Depois de ter passado pela Feira Internacional Literária de Bogotá, chega-nos o documentário Entre Dois Rios E Outras Noites, de Nuno Fonseca Santos sobre a poeta Ana Luísa Amaral. A poeta que em 1990 se estreou com o livro Minha Senhora De Quê. A poeta que ganhou recentemente o prémio Reina Sofia. A poeta para quem os afetos são a maior das constelações. «Os afetos. Crescemos e formamo-nos nos afetos».
Inserido no Ciclo Artistas em Foco, este documentário conta com a participação de Pedro Lamares, Teresa Coutinho, Lauren Mendi, Marinela Freitas, o encenador Nuno Carinhas, entre outras personalidades que conhecem de perto a poesia da antiga Professora da Faculdade de Letras.
É graças a estas participações que nos é desvendado o universo compacto da sua poesia. Um universo feminista, povoado de vozes e contemplações, onde “em linhas ou palavras a linguagem/ que temos é sempre outra.” E por isso, cada diferente perspetiva surge-nos como uma espécie de munição. Uma munição certeira, precisa, perfurante. Uma munição que nos cerca de perto e nos lembra que «a palavra consegue ser mais poderosa do que a própria vida. Que a palavra poética não é a vida. Que a vida é outra coisa. Que a vida não é a poesia.»
Não há dúvida que foi crucial o realizador trazer-nos diferentes perspetivas sobre a poeta. Se por exemplo, ouvimos o encenador Nuno Carinhas salientar que na sua poesia há notoriamente uma necessidade de música nas suas palavras, por sua vez foi gratificante, ouvirmos a tradutora Lauren Mendi centrar-se na dificuldade que é traduzir a estranheza e a gramática da poeta. «É um desafio e um prazer.»
São estes depoimentos, ou passagens da poeta a dar aulas junto dos seus alunos, ou a ir ao talho comprar carne para fazer croquetes, que nos possibilitam um entendimento mais profundo do seu caracter e da sua forma de comunicar. «Os pequenos ofícios fazem parte da vida, da nossa linguagem.»
Vejamos como mais do que cinematográfico, este documentário está destinado a infiltrar-se com naturalidade naquilo que é o universo poético de Ana Luísa Amaral.
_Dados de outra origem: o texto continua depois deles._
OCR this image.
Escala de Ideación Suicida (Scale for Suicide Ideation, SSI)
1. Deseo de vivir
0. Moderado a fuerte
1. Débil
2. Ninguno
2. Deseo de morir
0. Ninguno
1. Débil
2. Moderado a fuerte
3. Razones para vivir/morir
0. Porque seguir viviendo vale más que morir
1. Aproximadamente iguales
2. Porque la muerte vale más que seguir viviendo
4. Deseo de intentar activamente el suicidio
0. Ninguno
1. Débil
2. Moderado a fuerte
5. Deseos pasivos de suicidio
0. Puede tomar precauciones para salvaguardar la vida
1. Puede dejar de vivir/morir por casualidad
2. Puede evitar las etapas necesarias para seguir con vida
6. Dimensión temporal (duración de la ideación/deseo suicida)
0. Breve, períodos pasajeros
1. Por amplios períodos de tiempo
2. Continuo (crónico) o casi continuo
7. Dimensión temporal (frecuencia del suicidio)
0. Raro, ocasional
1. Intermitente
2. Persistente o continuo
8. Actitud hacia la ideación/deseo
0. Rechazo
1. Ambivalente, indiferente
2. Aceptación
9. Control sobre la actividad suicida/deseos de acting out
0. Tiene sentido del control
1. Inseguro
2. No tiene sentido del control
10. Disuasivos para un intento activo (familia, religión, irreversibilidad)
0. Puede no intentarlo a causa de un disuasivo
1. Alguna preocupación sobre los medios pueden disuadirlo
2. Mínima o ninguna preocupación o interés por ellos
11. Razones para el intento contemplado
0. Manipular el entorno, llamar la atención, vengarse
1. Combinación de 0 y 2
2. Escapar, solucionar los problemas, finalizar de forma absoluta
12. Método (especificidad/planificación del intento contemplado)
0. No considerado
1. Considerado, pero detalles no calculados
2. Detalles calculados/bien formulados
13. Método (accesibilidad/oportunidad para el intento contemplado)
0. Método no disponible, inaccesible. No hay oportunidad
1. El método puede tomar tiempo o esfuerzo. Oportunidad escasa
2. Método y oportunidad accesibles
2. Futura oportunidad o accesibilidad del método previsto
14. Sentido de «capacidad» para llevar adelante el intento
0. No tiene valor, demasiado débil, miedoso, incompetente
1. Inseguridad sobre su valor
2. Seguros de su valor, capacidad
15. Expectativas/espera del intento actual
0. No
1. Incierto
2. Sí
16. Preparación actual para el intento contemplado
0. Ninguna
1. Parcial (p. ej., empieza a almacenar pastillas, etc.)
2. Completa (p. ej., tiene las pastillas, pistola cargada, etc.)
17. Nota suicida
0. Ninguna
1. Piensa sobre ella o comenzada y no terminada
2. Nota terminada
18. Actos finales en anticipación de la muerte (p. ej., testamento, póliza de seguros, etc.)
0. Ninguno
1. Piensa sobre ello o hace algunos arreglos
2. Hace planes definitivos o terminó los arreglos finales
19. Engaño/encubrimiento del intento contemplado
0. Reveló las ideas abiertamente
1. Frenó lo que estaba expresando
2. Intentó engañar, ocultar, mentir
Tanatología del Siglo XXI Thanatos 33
As suas rotinas, os seus fantasmas, a sua Emily Dickinson, os seus versos.
«Eu não sei como se escreve um poema. Sou capaz de ensinar tercetos e quadras e versos decassílabos. Isso é fácil, mas como se faz ou como surge a atração das palavras entre elas não sei. Isso é maravilhoso e angustiante. É algo inquietante».
Entre Dois Rios E Outras Noites, tal como o documentário, começa com a chuva. «Era de noite. A chuva sem doçura. A estrada/ tão diferente das estradas/ a sul deste outro rio. A saudade parada durante muito tempo, / nas noites sem doçura, como a chuva. Era de noite e eu não sabia nada. // Entre as duas paisagens, entre os dois rios/ mais físicos que tudo, partiram, as gaivotas, eu/ perdi-me. (…)»
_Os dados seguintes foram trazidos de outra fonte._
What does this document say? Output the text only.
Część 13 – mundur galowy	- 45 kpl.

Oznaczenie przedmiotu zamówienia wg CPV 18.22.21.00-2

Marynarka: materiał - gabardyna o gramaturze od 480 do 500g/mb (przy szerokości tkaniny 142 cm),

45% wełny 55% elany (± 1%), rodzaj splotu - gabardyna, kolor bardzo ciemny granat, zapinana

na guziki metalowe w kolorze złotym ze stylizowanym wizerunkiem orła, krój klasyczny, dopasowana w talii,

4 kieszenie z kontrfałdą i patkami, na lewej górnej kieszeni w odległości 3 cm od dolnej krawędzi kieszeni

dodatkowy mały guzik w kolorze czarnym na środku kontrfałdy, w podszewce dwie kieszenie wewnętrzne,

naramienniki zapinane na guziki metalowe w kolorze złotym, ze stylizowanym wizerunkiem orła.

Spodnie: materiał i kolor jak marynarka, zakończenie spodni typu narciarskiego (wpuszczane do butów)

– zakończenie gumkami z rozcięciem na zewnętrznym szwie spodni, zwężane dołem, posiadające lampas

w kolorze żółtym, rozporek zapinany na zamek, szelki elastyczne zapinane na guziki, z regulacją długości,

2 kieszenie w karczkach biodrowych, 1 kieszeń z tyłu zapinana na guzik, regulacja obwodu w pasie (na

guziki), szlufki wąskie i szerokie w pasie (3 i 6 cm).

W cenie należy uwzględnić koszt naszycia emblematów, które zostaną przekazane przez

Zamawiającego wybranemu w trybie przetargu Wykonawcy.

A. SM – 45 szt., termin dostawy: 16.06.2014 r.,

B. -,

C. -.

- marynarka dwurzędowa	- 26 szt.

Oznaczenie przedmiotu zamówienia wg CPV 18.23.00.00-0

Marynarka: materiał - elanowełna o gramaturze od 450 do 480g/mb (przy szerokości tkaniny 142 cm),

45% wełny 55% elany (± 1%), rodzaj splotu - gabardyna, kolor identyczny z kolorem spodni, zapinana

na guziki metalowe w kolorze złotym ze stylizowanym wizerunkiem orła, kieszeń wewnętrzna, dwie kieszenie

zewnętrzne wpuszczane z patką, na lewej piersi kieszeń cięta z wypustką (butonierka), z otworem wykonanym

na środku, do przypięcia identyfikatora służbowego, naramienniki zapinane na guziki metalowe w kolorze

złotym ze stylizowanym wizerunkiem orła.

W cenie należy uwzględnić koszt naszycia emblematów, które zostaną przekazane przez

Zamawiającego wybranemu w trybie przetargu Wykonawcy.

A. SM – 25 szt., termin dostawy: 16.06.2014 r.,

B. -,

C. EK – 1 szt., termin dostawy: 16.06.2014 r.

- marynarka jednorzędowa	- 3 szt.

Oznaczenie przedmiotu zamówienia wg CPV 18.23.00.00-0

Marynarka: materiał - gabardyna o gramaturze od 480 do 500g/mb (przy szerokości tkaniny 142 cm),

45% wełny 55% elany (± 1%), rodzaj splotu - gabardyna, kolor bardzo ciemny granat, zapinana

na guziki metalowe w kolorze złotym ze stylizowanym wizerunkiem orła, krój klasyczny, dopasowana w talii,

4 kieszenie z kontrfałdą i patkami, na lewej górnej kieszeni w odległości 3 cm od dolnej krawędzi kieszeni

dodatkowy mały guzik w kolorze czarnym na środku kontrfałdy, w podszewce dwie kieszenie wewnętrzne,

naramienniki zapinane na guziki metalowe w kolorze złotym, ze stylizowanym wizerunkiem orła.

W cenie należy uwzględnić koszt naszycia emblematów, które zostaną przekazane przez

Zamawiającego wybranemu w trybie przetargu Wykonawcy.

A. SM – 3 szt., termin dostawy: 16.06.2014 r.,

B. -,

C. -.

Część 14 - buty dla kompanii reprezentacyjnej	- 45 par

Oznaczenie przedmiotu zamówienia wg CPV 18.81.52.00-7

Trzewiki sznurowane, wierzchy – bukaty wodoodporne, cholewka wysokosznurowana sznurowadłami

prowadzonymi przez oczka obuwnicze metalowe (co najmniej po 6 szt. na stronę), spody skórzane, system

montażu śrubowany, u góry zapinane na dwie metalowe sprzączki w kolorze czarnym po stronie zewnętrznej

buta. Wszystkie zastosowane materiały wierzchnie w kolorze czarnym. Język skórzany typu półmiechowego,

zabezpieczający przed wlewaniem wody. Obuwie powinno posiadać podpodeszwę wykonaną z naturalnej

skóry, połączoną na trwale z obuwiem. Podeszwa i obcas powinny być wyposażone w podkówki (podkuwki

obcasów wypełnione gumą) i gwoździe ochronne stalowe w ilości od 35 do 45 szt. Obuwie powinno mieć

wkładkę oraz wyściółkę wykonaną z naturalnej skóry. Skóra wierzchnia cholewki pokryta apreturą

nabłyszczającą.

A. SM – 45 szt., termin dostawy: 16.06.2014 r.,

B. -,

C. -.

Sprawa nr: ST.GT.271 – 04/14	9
O leitor/ espectador também se perderá. Também com a poeta facilmente se perde na praia dos Ingleses na Foz do Douro ou na viagem de elétrico à praia das Maçãs em Sintra. «Há trinta e cinco anos que não andava neste elétrico. É como um corpo que nunca se esquece. É quase uma topografia do coração. Nunca se esquecem os locais.»
Mas não é só o elétrico que nos transporta até à praia das Maçãs, é a memória. São as emoções, os poemas. Há um em especial da sua autoria lido com comoção pela filha Rita que nos permite conhecer a poeta pelo ângulo nunca reto da maternidade. Esse poema chama-se “Testamento” e é um poema duro nos lábios de uma filha. É um poema em chamas.
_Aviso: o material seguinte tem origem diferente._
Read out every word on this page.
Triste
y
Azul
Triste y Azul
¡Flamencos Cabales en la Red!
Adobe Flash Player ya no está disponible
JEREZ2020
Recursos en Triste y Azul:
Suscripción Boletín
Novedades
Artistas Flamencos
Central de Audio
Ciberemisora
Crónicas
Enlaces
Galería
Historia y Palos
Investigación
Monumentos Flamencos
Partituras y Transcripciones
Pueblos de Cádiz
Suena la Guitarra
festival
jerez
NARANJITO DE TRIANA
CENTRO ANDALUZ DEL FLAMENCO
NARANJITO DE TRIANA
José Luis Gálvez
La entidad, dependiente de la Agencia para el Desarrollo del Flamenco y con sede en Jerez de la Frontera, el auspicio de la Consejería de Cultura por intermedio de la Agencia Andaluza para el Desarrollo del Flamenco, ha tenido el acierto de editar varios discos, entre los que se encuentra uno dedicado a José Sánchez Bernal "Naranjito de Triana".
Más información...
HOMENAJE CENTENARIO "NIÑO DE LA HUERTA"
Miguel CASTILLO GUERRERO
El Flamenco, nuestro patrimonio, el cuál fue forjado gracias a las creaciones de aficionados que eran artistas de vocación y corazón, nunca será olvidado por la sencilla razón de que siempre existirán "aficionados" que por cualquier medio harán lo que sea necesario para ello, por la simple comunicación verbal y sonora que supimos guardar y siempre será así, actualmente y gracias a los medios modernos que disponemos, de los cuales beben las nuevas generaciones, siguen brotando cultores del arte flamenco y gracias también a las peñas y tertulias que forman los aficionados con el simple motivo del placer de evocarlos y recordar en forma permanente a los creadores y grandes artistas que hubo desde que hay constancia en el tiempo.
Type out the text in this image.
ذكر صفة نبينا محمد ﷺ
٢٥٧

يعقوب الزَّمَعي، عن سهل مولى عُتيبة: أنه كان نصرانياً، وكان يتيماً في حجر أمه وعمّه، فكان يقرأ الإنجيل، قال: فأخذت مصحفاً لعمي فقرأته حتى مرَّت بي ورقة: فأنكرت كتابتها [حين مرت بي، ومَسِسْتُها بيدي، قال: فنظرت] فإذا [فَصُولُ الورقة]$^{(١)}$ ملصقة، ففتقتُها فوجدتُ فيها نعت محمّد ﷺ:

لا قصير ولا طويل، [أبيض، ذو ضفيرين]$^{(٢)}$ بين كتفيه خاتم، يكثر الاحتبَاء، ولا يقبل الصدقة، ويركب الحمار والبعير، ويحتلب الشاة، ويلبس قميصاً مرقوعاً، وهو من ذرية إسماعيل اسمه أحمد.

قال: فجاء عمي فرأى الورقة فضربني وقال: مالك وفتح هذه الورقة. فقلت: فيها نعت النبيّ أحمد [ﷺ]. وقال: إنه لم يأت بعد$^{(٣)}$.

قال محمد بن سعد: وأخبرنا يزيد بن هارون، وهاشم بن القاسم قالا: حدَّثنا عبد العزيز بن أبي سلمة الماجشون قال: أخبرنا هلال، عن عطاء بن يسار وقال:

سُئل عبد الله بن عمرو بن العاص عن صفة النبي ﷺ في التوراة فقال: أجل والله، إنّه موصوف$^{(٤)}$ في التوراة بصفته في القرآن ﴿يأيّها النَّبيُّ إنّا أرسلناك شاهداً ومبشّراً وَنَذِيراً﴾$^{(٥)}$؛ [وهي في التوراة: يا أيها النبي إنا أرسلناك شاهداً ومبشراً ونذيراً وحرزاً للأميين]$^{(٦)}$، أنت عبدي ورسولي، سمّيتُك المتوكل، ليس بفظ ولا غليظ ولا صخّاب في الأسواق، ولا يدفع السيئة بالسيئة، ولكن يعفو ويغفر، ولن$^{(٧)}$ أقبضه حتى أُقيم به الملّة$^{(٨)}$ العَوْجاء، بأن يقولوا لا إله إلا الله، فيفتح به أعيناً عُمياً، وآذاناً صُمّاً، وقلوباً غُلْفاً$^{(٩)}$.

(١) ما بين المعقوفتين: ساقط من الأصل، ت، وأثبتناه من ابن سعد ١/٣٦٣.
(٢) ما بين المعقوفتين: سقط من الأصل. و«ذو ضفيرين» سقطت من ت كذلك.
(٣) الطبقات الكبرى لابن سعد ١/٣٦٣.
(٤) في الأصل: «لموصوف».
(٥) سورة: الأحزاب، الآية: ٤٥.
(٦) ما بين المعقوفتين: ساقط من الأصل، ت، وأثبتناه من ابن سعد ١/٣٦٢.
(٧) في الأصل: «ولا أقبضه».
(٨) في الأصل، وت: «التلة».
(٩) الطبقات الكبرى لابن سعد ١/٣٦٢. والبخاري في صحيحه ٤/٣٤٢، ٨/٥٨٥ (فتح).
«Se eu morrer quero que a minha filha não se esqueça de mim (…)».
Rosa Maria Martelo, na revista Colóquio Letras, num ensaio dedicado ao livro que deu o nome a este documentário escreveu que «este é também um poema de celebração dos laços de afeto e da vida humana.» Da mesma maneira, também podemos considerar este exercício cinematográfico uma celebração. Uma celebração do feminino, do nome, do avesso.
«Passaram-se alguns anos desde este documentário até agora. O que me agradou neste projeto, mais do que fazer deste documentário algo cinematográfico, foi trazer a Ana Luísa. Isto é um ponto de partida. Ainda não está completo, porque tal como na poesia de Ana Luísa Amaral, precisamos dos silêncios para dar outro ritmo.»